The Kuwait Capital Market will continue to lose importance in local and GCC terms. Its share of the total GCC Market capitalization and its share of daily trades (by value) of the total GCC trading, will continue to shrink to where it will eventually be the smallest or second smallest market. This is a dramatic slide that has seen it drop from the second largest GCC Market and The Regional Capital Market, to nothing that anybody outside Kuwait needs to think about.
This loss of market share has been driven by the following key factors:
Loss of non-Kuwaiti companies that have decided to delist in Kuwait and list in DIFC or other more competitive markets.
Kuwaiti companies double listings at Dubai (DIFC) seeking to increase their exposure to regional investors and liquidity. (This has move a percentage of the daily turnover to Dubai).
The Kuwait Economy dropping from 2nd largest GCC Economy to 3rd largest after UAE.
The increasing dominance of the state in the Kuwaiti economy, hence squeezing out the private sector and producing fewer private ventures to list.
The new entry of CMA (Capital Market Authority) and the early learning experience of a heavy handed bureaucracy , where no one will risk a mistake and an environment where NOT WINNING IS NOT IMPORTANT, NOT MAKING A MISTAKE IS VERY IMPORTANT.

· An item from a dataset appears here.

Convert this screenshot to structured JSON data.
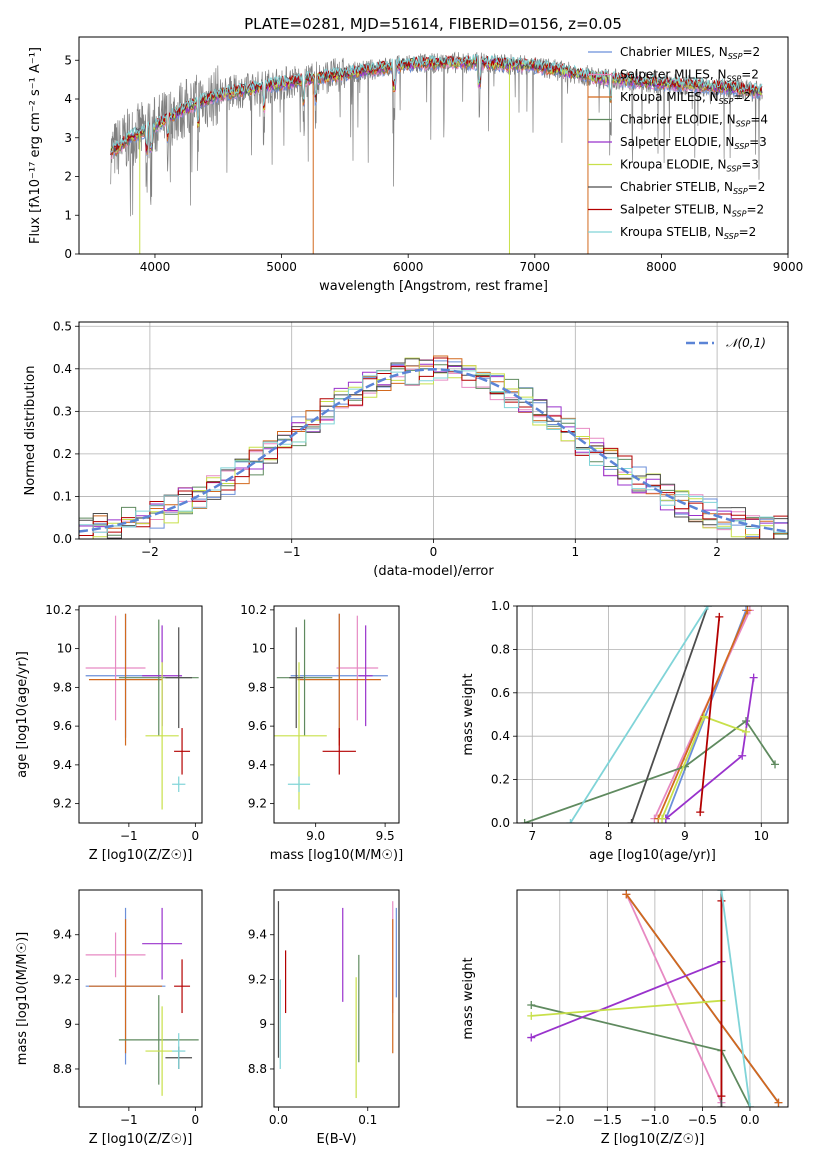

As small and medium size companies exit this market and larger companies seek second listings for better liquidity and cheaper capital, local investors will find it necessary to use other regional markets to find the needed diversity and liquidity as a result the Kuwait capital market will become irrelevant to local , regional and global investors.
The only way Kuwait can have a chance to reverse some of its Capital Market loss is by creating internal competition in the capital market arena with at least:
Three competing stock markets (UAE has three).
A minimum of three competing clearing companies.
New licenses for regional and Global bookers.
Encourage stock markets to enter into regional or global alliances.
License regional and global investment banks.
Add global expertise to the Capital Market Board.
The above strategies will work better if coupled with a national strategy to move economic activity from state ownership to private sector in a competitive environment and where the state bureaucracy has sufficient internal competition (see my separate notes on this subject).
A good well managed Capital Market as an industry can decouple itself from its local economy by attracting regional and global businesses if it can operate effectively and efficiently.